Courting Controversy
Courting Controversy
by e.g. Richard woffenden
For anyone that has been to Khaled Hafez’s last few exhibitions, you can’t help but wonder whether Hafez enjoys getting into trouble. Photomontages featuring scantily dressed models next to fundamentalist sheikhs, a series of seemingly harmless sketches that turns out to be an attack on people’s priorities, especially the artistic community; these plus the latest work, Electronic Gods. Smack of a man that wants to get into trouble. But if you put the “Electronic Gods” next to the “Halfway Home”, as we witness in this exhibition, we see rather a man wrestling with time and with his society. The works we have seen from Khaled recently are reactions of anguish rather than a publicity hunter. Halfway Home sees time taking possession of our memories and existence and with dramatic changes that have taken place in his life since his return from Paris; this heightened sense of insecurity is hardly surprising. For Hafez, it seems that the biggest culture shock was felt when he returned to Egypt rather than going to France. His abstract works, particularly the larger ones, which he completed in Paris are beautiful and exciting. Through the color, they show an optimism that has never really been rediscovered since. The inclusion in the paintings, as well as the cardboard collages created at the same time; of hints of Egypt in the form of hieroglyphics show an artist seemingly at one with his homeland.
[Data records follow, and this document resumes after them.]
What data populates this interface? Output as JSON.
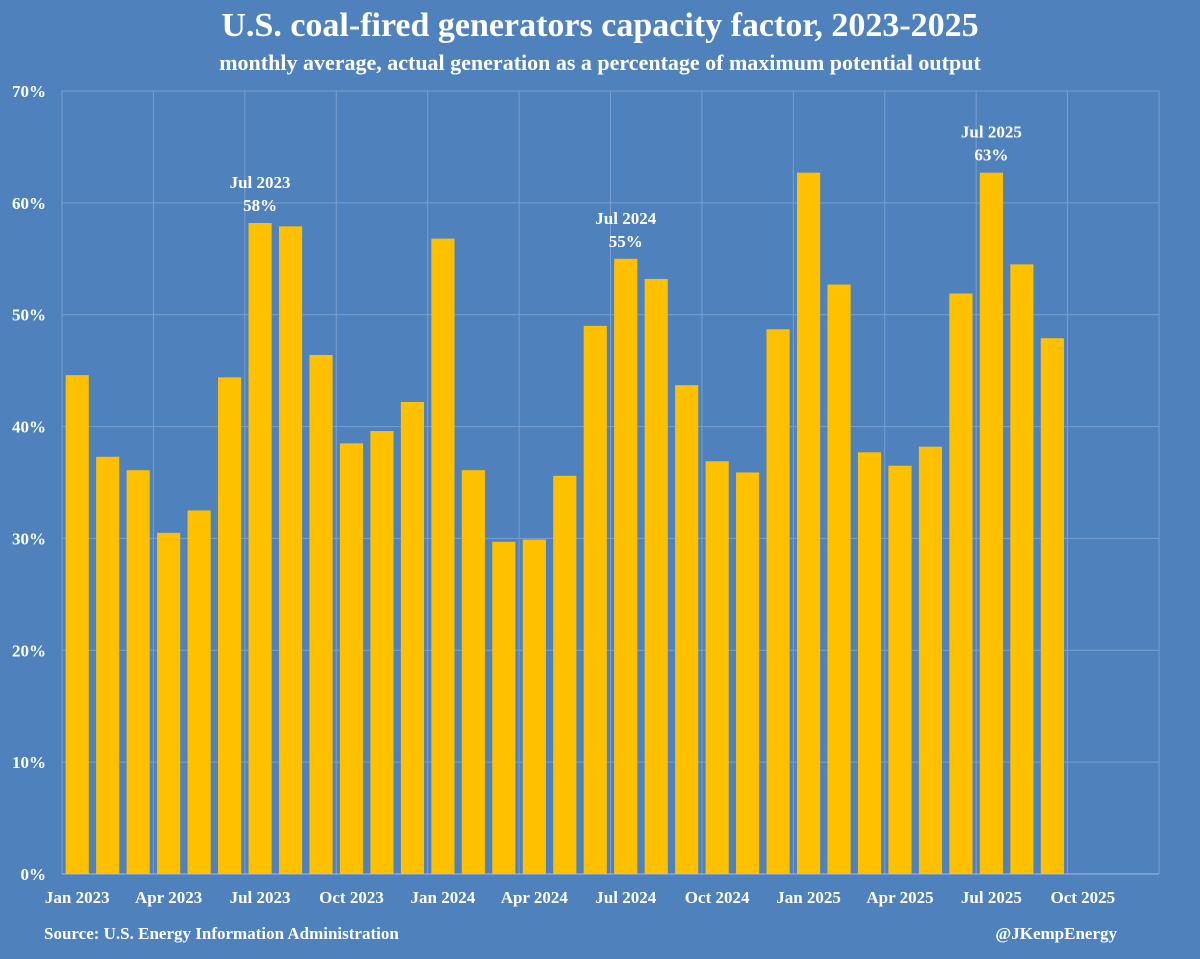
{
  "chart_data": {
    "type": "bar",
    "title": "U.S. coal-fired generators capacity factor, 2023-2025",
    "subtitle": "monthly average, actual generation as a percentage of maximum potential output",
    "xlabel": "",
    "ylabel": "",
    "ylim": [
      0,
      70
    ],
    "yticks": [
      "0%",
      "10%",
      "20%",
      "30%",
      "40%",
      "50%",
      "60%",
      "70%"
    ],
    "grid": true,
    "bar_color": "#ffc000",
    "categories": [
      "Jan 2023",
      "Feb 2023",
      "Mar 2023",
      "Apr 2023",
      "May 2023",
      "Jun 2023",
      "Jul 2023",
      "Aug 2023",
      "Sep 2023",
      "Oct 2023",
      "Nov 2023",
      "Dec 2023",
      "Jan 2024",
      "Feb 2024",
      "Mar 2024",
      "Apr 2024",
      "May 2024",
      "Jun 2024",
      "Jul 2024",
      "Aug 2024",
      "Sep 2024",
      "Oct 2024",
      "Nov 2024",
      "Dec 2024",
      "Jan 2025",
      "Feb 2025",
      "Mar 2025",
      "Apr 2025",
      "May 2025",
      "Jun 2025",
      "Jul 2025",
      "Aug 2025",
      "Sep 2025",
      "Oct 2025",
      "Nov 2025",
      "Dec 2025"
    ],
    "values": [
      44.6,
      37.3,
      36.1,
      30.5,
      32.5,
      44.4,
      58.2,
      57.9,
      46.4,
      38.5,
      39.6,
      42.2,
      56.8,
      36.1,
      29.7,
      29.9,
      35.6,
      49.0,
      55.0,
      53.2,
      43.7,
      36.9,
      35.9,
      48.7,
      62.7,
      52.7,
      37.7,
      36.5,
      38.2,
      51.9,
      62.7,
      54.5,
      47.9,
      null,
      null,
      null
    ],
    "xtick_labels": [
      {
        "index": 0,
        "label": "Jan 2023"
      },
      {
        "index": 3,
        "label": "Apr 2023"
      },
      {
        "index": 6,
        "label": "Jul 2023"
      },
      {
        "index": 9,
        "label": "Oct 2023"
      },
      {
        "index": 12,
        "label": "Jan 2024"
      },
      {
        "index": 15,
        "label": "Apr 2024"
      },
      {
        "index": 18,
        "label": "Jul 2024"
      },
      {
        "index": 21,
        "label": "Oct 2024"
      },
      {
        "index": 24,
        "label": "Jan 2025"
      },
      {
        "index": 27,
        "label": "Apr 2025"
      },
      {
        "index": 30,
        "label": "Jul 2025"
      },
      {
        "index": 33,
        "label": "Oct 2025"
      }
    ],
    "annotations": [
      {
        "index": 6,
        "line1": "Jul 2023",
        "line2": "58%"
      },
      {
        "index": 18,
        "line1": "Jul 2024",
        "line2": "55%"
      },
      {
        "index": 30,
        "line1": "Jul 2025",
        "line2": "63%"
      }
    ]
  },
  "footer": {
    "source": "Source: U.S. Energy Information Administration",
    "credit": "@JKempEnergy"
  }
}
Return to his work after the return to Egypt in 1995 and things start to change and the work becomes more dramatic. The cultural dilemma is perhaps the easiest to understand and comprehend. The photomontages that were seen at recent shows at the Townhouse and the Cairo Berlin Galleries, juxtapose the most unlikely of characters: Kate Moss. Sean Connery, Sheikh Omar Abdel Rahman, in an attempt to present the contrasting faces of contemporary popular culture with specific reference to the East-West encounter that takes place in Cairo.
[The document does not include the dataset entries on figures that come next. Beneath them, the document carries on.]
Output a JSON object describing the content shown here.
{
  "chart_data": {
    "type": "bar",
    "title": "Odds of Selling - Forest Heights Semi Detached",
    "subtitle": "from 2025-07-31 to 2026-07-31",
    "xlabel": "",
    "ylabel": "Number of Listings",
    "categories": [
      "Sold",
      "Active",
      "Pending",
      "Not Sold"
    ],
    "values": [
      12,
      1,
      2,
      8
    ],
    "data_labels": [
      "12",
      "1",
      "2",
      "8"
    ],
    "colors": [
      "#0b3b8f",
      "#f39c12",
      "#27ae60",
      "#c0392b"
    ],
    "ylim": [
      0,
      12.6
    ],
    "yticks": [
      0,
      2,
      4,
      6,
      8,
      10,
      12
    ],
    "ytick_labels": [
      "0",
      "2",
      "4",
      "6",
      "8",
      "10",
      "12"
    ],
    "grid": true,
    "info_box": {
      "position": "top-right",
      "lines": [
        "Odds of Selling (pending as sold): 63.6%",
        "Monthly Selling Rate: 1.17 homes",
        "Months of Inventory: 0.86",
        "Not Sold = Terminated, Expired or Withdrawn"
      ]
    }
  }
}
This developed into an interest in depictions of the female forms, from the Ancient Egyptian deity Nut to the super models of today. All these were placed first within a sepia framework in attempt to make us examine our existence in the way we would look at the pictures of the past. Later this moved into frames that were more Islamic and Coptic in design, which worried some people. The sight of scantily models linked with religion was too much for some people, but these images do exist side by side in magazines and in our perception of the present; to remove either one of these elements from an examination of contemporary society would be unthinkable.
Another show that is important in our sight into Hafez’s art is the Atelier show featuring the pencil sketches of friends and family. These were placing against other faces more familiar to the general public, figures such Adel Imam and Claudia Schiffer. Here again Hafez attempted to make us see how the media have penetrated our lives to the extent that we have opinions on these famous faces than on those that we live alongside.
Entitling the exhibition “unimportant Items”, the artists left us in no doubt about his opinion on this state of affairs. A huge long list of items were listed and duly labeled as important or unimportant. Through this, he also hit back at those people, writers and artists, who had hurled abuse at Hafez due to his pieces of art criticism in various magazines – it was the fact of writing rather than the ideas that upset people. Some people, including a few who had been close friends, turned on Hafez and accused him of self-promotion; a view I feel is totally unfounded.
The combination of overwork and the harshness of the attacks caused Khaled Hafez to experience severe health problems. It is therefore very comforting to see him back exhibiting and with this new direction. The social criticisms are still as harsh as the Electronic Gods lampoon the human races’ attempts at sanctification and deification. This time however there is a warmer side to the art, as the artist attempts to empower the viewer as well as showing the humor of the artists.